On the surface, as a spoof of all those private dick movies, Candy’s role is to discover who shot the platinum-haired Warhol. (Someone really did, not on “a dark and stormy night” but during the day of June 3, 1968.) He was seriously wounded but recovered and lived until 1987. The would-be assassin’s identity is no secret. It was Valerie Solanas, the radical feminist who accused Warhol of purposely misplacing a script she had given him to read.
But it might have been any number of the other moths, all of whom, according to “Pop,” wanted recognition, even money from the reclusive Warhol. It might have been Edie Sedgwick, the spoiled rich girl who talked like Shirley Temple. Or the bright and vulgar Viva. Or hangers-on like high-strung Ondine or whip-wielding Gerard Malanga. Or even Candy herself.
Concentrating on the leeches, “Pop” doesn’t have much time for exploring Warhol the artist. But there is a sequence in which the pop artist ridicules abstract expressionists Jackson Pollock, Franz Kline and Robert Motherwell. The evening also has time for a mock funeral, complete with fake pope and keening mother. (Warhol was and remained a practicing Byzantine Catholic.)
But the main thrust is its recreation of life at the Factory, which is what Warhol’s studio was called. Maggie-Kate Coleman’s book and lyrics, and Anna K. Jacobs’ music are lively, sometimes lovely and certainly varied. When Edie sings, “My little Quaaludes are my only joy” or Viva and Edie appear as “syphilis-ridden drag queens” or Andy himself sings, “You can fill a paper bag with nothing / Fill it up with your art / Fill it up with yourself,” the show acquires an undeniable energy.

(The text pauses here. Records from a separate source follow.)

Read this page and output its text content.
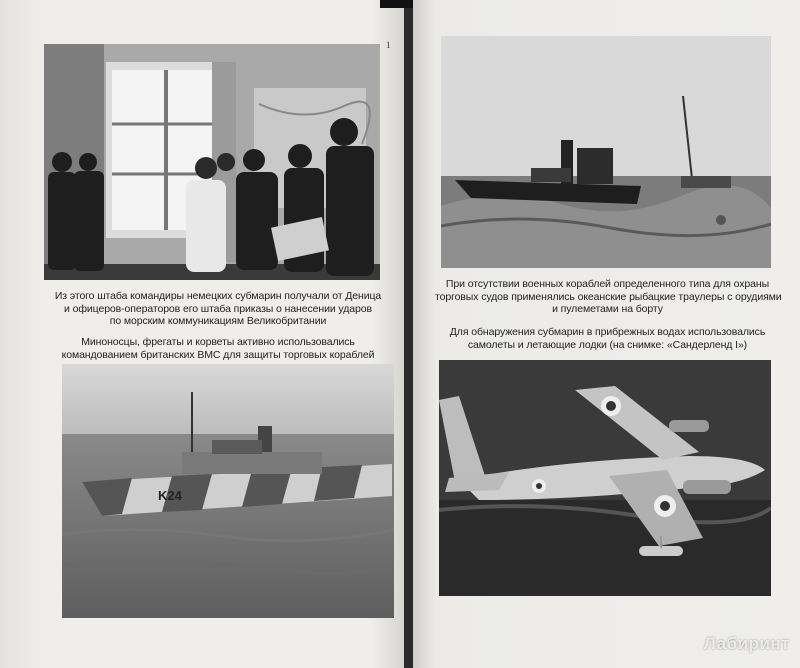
1
Из этого штаба командиры немецких субмарин получали от Деница
и офицеров-операторов его штаба приказы о нанесении ударов
по морским коммуникациям Великобритании
Миноносцы, фрегаты и корветы активно использовались
командованием британских ВМС для защиты торговых кораблей
K24
При отсутствии военных кораблей определенного типа для охраны
торговых судов применялись океанские рыбацкие траулеры с орудиями
и пулеметами на борту
Для обнаружения субмарин в прибрежных водах использовались
самолеты и летающие лодки (на снимке: «Сандерленд I»)
Лабиринт
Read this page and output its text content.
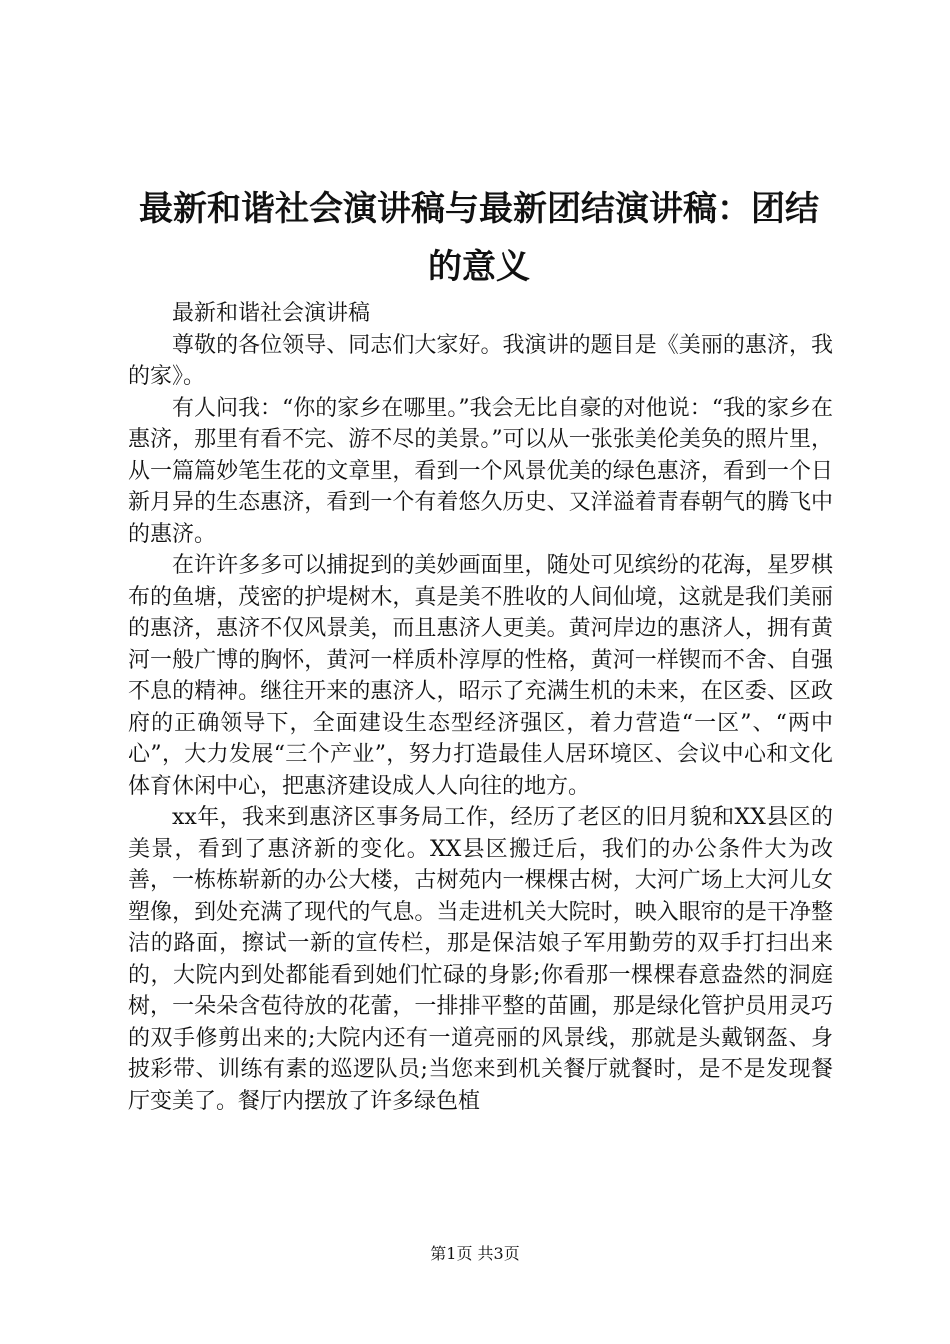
最新和谐社会演讲稿与最新团结演讲稿：团结的意义

最新和谐社会演讲稿

尊敬的各位领导、同志们大家好。我演讲的题目是《美丽的惠济，我的家》。

有人问我：“你的家乡在哪里。”我会无比自豪的对他说：“我的家乡在惠济，那里有看不完、游不尽的美景。”可以从一张张美伦美奂的照片里，从一篇篇妙笔生花的文章里，看到一个风景优美的绿色惠济，看到一个日新月异的生态惠济，看到一个有着悠久历史、又洋溢着青春朝气的腾飞中的惠济。

在许许多多可以捕捉到的美妙画面里，随处可见缤纷的花海，星罗棋布的鱼塘，茂密的护堤树木，真是美不胜收的人间仙境，这就是我们美丽的惠济，惠济不仅风景美，而且惠济人更美。黄河岸边的惠济人，拥有黄河一般广博的胸怀，黄河一样质朴淳厚的性格，黄河一样锲而不舍、自强不息的精神。继往开来的惠济人，昭示了充满生机的未来，在区委、区政府的正确领导下，全面建设生态型经济强区，着力营造“一区”、“两中心”，大力发展“三个产业”，努力打造最佳人居环境区、会议中心和文化体育休闲中心，把惠济建设成人人向往的地方。

xx年，我来到惠济区事务局工作，经历了老区的旧月貌和XX县区的美景，看到了惠济新的变化。XX县区搬迁后，我们的办公条件大为改善，一栋栋崭新的办公大楼，古树苑内一棵棵古树，大河广场上大河儿女塑像，到处充满了现代的气息。当走进机关大院时，映入眼帘的是干净整洁的路面，擦试一新的宣传栏，那是保洁娘子军用勤劳的双手打扫出来的，大院内到处都能看到她们忙碌的身影;你看那一棵棵春意盎然的洞庭树，一朵朵含苞待放的花蕾，一排排平整的苗圃，那是绿化管护员用灵巧的双手修剪出来的;大院内还有一道亮丽的风景线，那就是头戴钢盔、身披彩带、训练有素的巡逻队员;当您来到机关餐厅就餐时，是不是发现餐厅变美了。餐厅内摆放了许多绿色植

第1页 共3页
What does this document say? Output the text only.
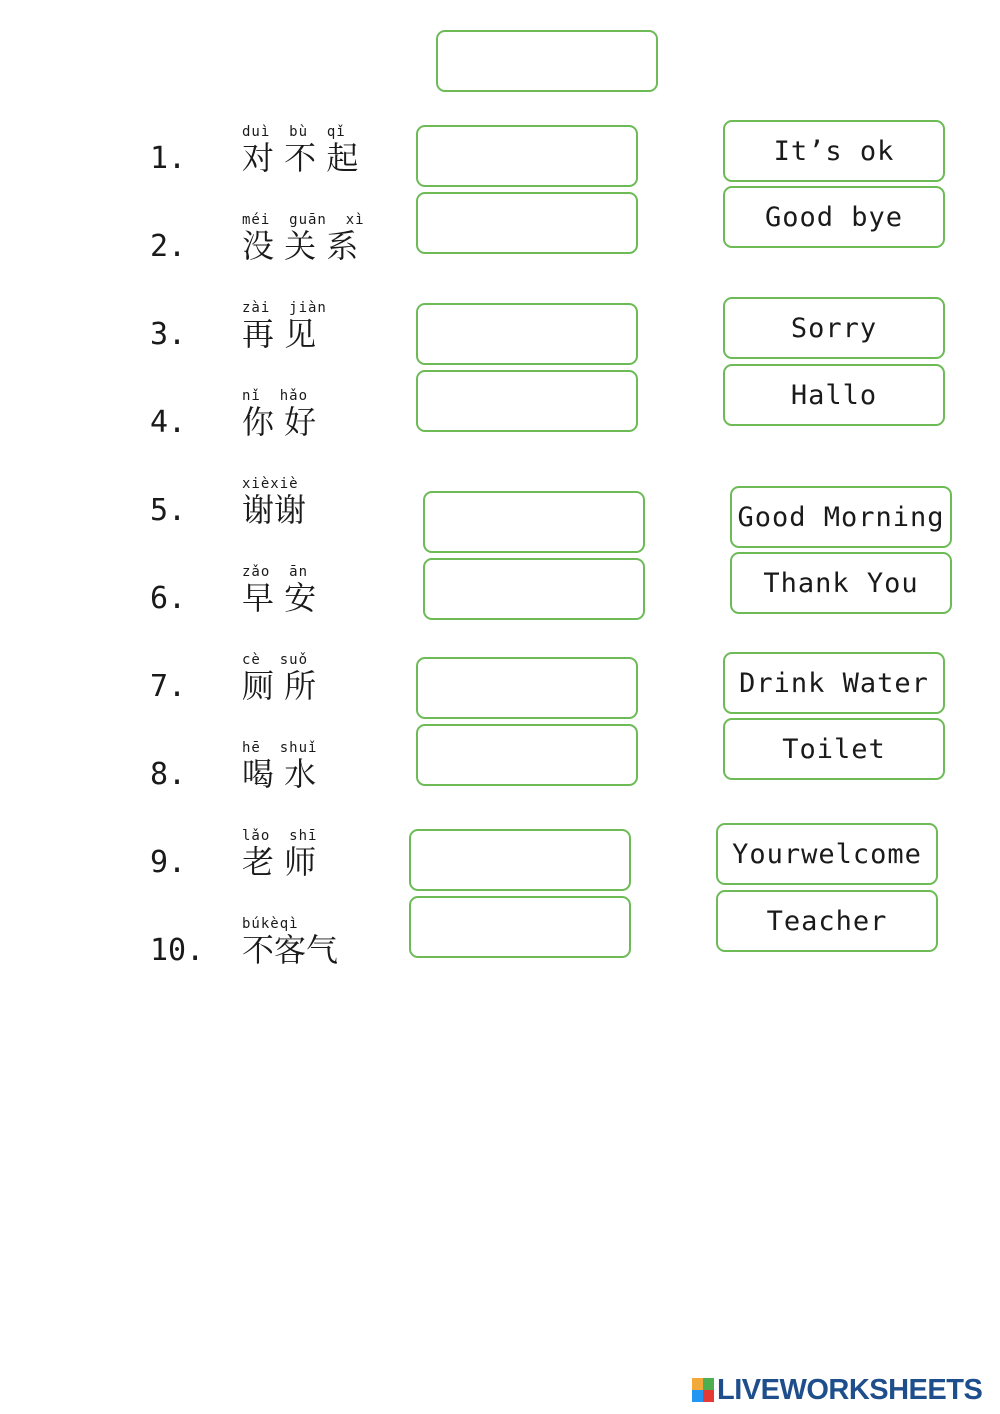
1.
2.
3.
4.
5.
6.
7.
8.
9.
10.
duì  bù  qǐ
méi  guān  xì
zài  jiàn
nǐ  hǎo
xièxiè
zǎo  ān
cè  suǒ
hē  shuǐ
lǎo  shī
búkèqì
对 不 起
没 关 系
再 见
你 好
谢谢
早 安
厕 所
喝 水
老 师
不客气
It’s ok
Good bye
Sorry
Hallo
Good Morning
Thank You
Drink Water
Toilet
Yourwelcome
Teacher
LIVEWORKSHEETS
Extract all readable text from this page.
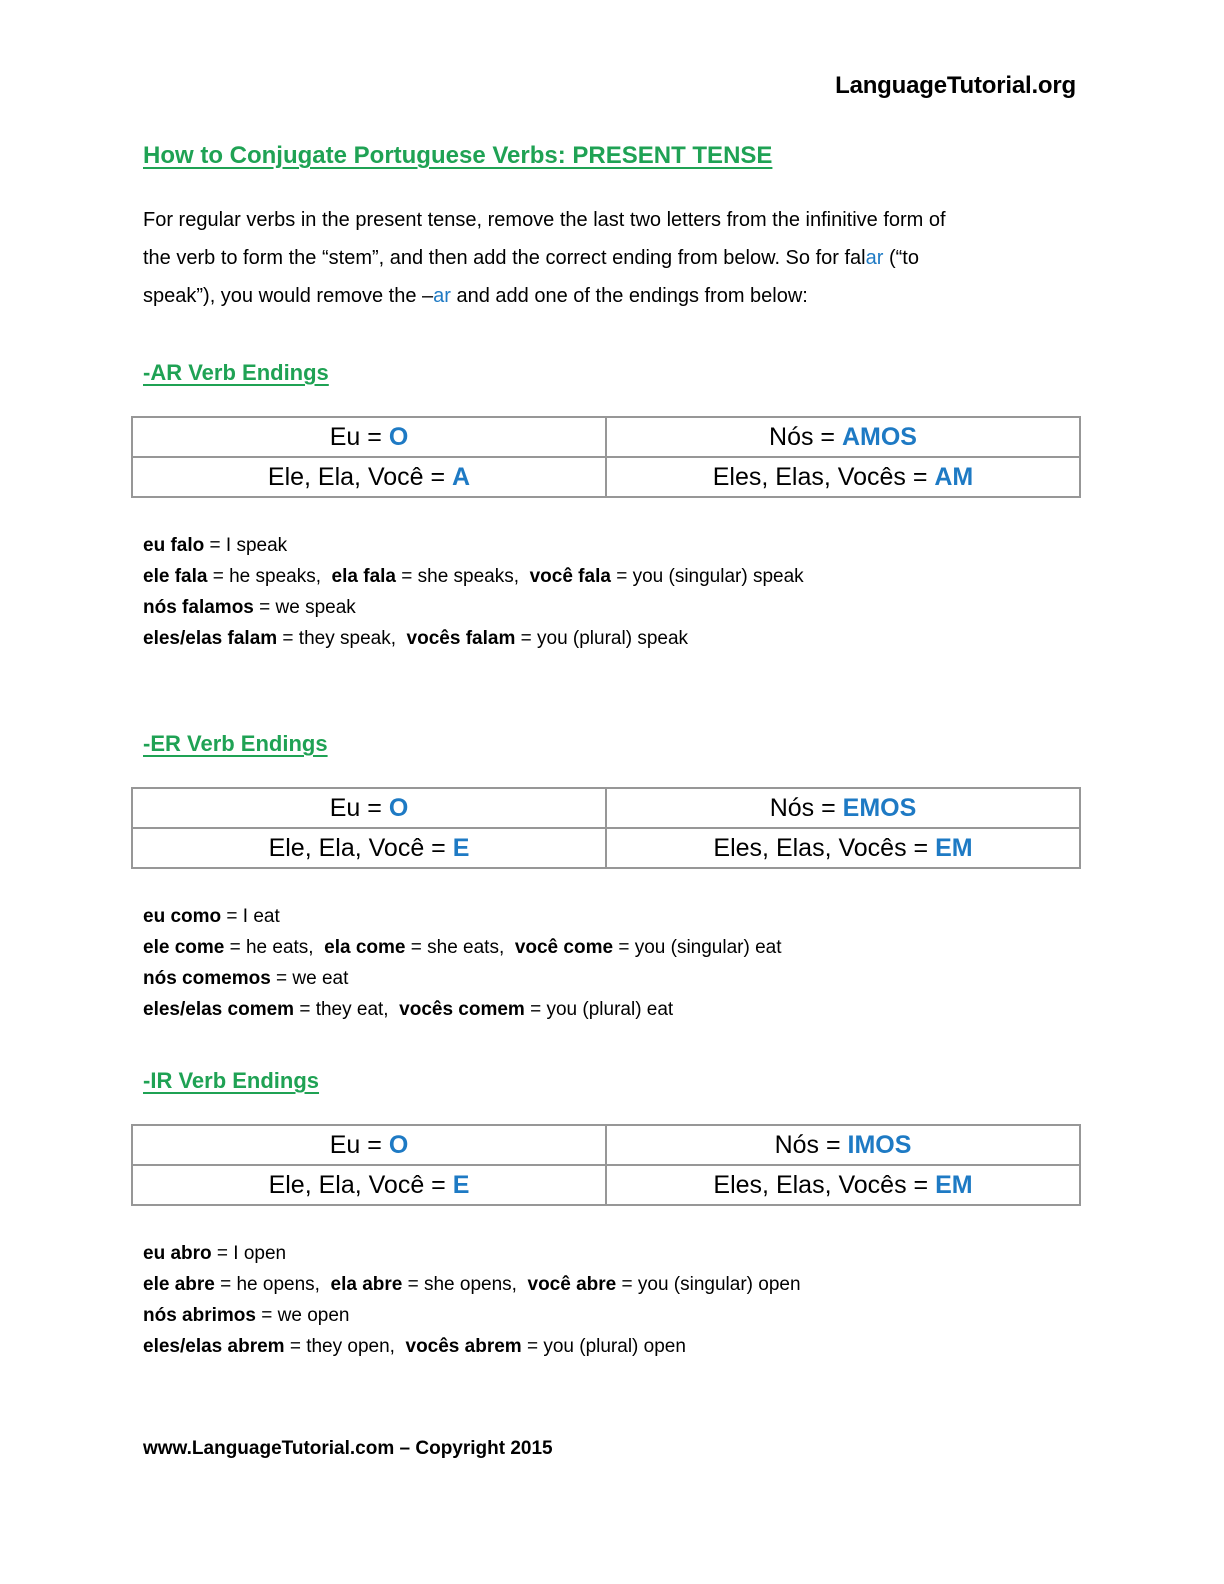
LanguageTutorial.org
How to Conjugate Portuguese Verbs: PRESENT TENSE
For regular verbs in the present tense, remove the last two letters from the infinitive form of
the verb to form the “stem”, and then add the correct ending from below. So for falar (“to
speak”), you would remove the –ar and add one of the endings from below:
-AR Verb Endings
Eu = O	Nós = AMOS
Ele, Ela, Você = A	Eles, Elas, Vocês = AM
eu falo = I speak
ele fala = he speaks,  ela fala = she speaks,  você fala = you (singular) speak
nós falamos = we speak
eles/elas falam = they speak,  vocês falam = you (plural) speak
-ER Verb Endings
Eu = O	Nós = EMOS
Ele, Ela, Você = E	Eles, Elas, Vocês = EM
eu como = I eat
ele come = he eats,  ela come = she eats,  você come = you (singular) eat
nós comemos = we eat
eles/elas comem = they eat,  vocês comem = you (plural) eat
-IR Verb Endings
Eu = O	Nós = IMOS
Ele, Ela, Você = E	Eles, Elas, Vocês = EM
eu abro = I open
ele abre = he opens,  ela abre = she opens,  você abre = you (singular) open
nós abrimos = we open
eles/elas abrem = they open,  vocês abrem = you (plural) open
www.LanguageTutorial.com – Copyright 2015
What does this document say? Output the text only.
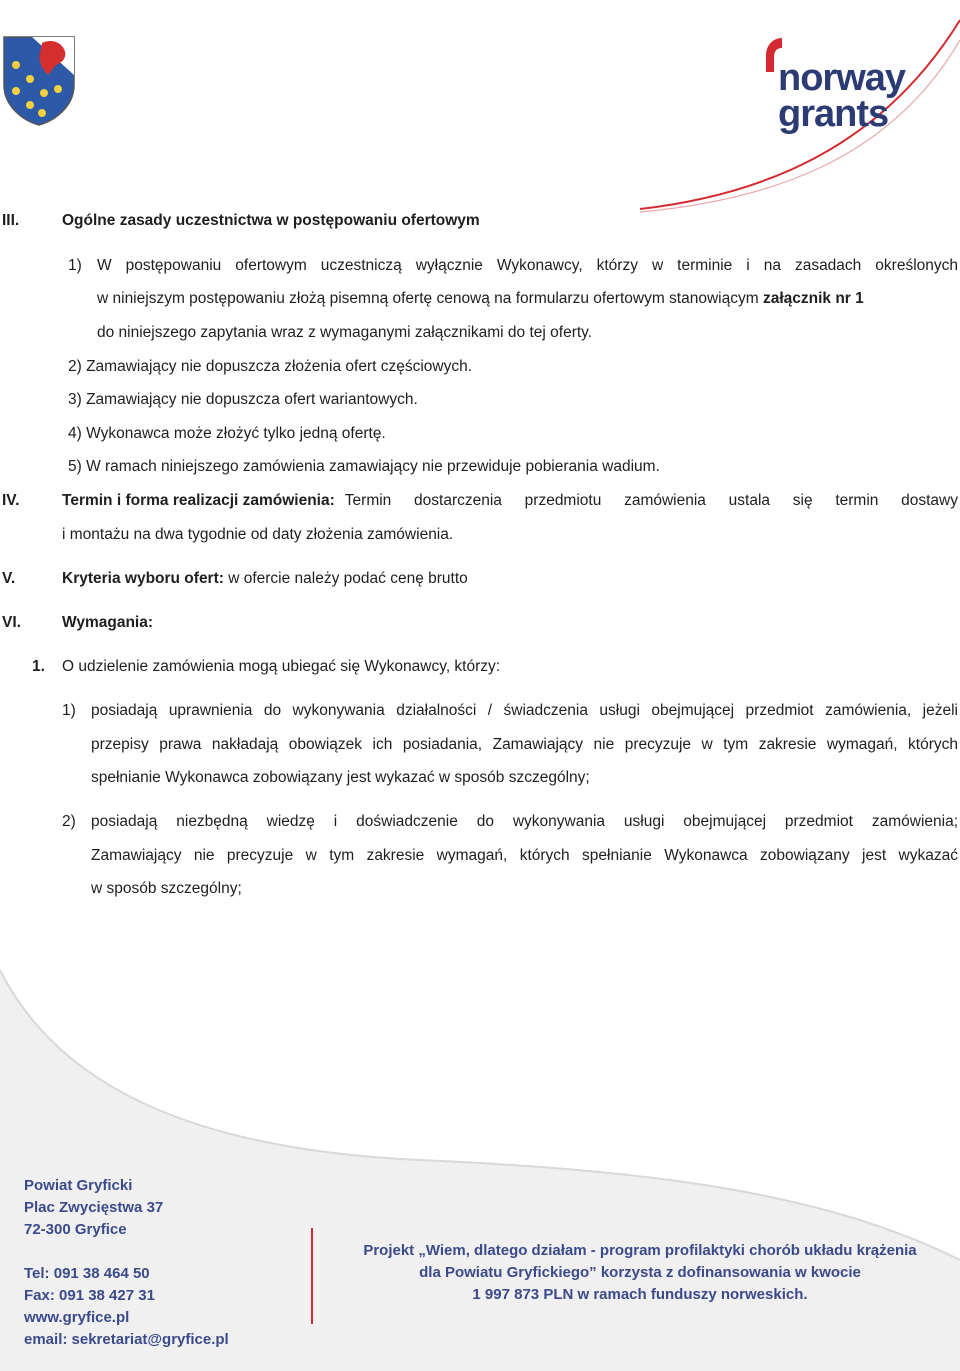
norway
grants
III.	Ogólne zasady uczestnictwa w postępowaniu ofertowym
1) W postępowaniu ofertowym uczestniczą wyłącznie Wykonawcy, którzy w terminie i na zasadach określonych
w niniejszym postępowaniu złożą pisemną ofertę cenową na formularzu ofertowym stanowiącym załącznik nr 1
do niniejszego zapytania wraz z wymaganymi załącznikami do tej oferty.
2) Zamawiający nie dopuszcza złożenia ofert częściowych.
3) Zamawiający nie dopuszcza ofert wariantowych.
4) Wykonawca może złożyć tylko jedną ofertę.
5) W ramach niniejszego zamówienia zamawiający nie przewiduje pobierania wadium.
IV.	Termin i forma realizacji zamówienia: Termin dostarczenia przedmiotu zamówienia ustala się termin dostawy
i montażu na dwa tygodnie od daty złożenia zamówienia.
V.	Kryteria wyboru ofert: w ofercie należy podać cenę brutto
VI.	Wymagania:
1. O udzielenie zamówienia mogą ubiegać się Wykonawcy, którzy:
1) posiadają uprawnienia do wykonywania działalności / świadczenia usługi obejmującej przedmiot zamówienia, jeżeli
przepisy prawa nakładają obowiązek ich posiadania, Zamawiający nie precyzuje w tym zakresie wymagań, których
spełnianie Wykonawca zobowiązany jest wykazać w sposób szczególny;
2) posiadają niezbędną wiedzę i doświadczenie do wykonywania usługi obejmującej przedmiot zamówienia;
Zamawiający nie precyzuje w tym zakresie wymagań, których spełnianie Wykonawca zobowiązany jest wykazać
w sposób szczególny;
Powiat Gryficki
Plac Zwycięstwa 37
72-300 Gryfice
Tel: 091 38 464 50
Fax: 091 38 427 31
www.gryfice.pl
email: sekretariat@gryfice.pl
Projekt „Wiem, dlatego działam - program profilaktyki chorób układu krążenia
dla Powiatu Gryfickiego” korzysta z dofinansowania w kwocie
1 997 873 PLN w ramach funduszy norweskich.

Randy Harrison has just the right hauteur as the strange creature that became the self-promoting Warhol. Doug Kreeger’s Ondine is well along in pill-popping eccentricity, while Danny Binstock flits throughout like some sort of vengeful Norn. Emily Swallow’s Viva is funny and sexy while Leslie Kritzer’s Valerie is the kind of one-track radical you never want to bump into.
Mark Brokaw’s direction cleverly spills the action out from the confines of the Factory itself, which is brightly designed by Valérie Thérèse Bart and lit by Kevin Adams. Ying Song’s appropriately tacky costumes and Lynne Shankel’s music direction, plus her six-piece band, help make this a first-class production.
Although even at 100 minutes it goes on too long, “Pop” is swift and vigorous but probably not ready for Broadway. As Candy Darling puts it, “When they tell you that they love you / You can tell it’s all a lie / They can’t wait to rise above you / As you fall from Andy’s sky.”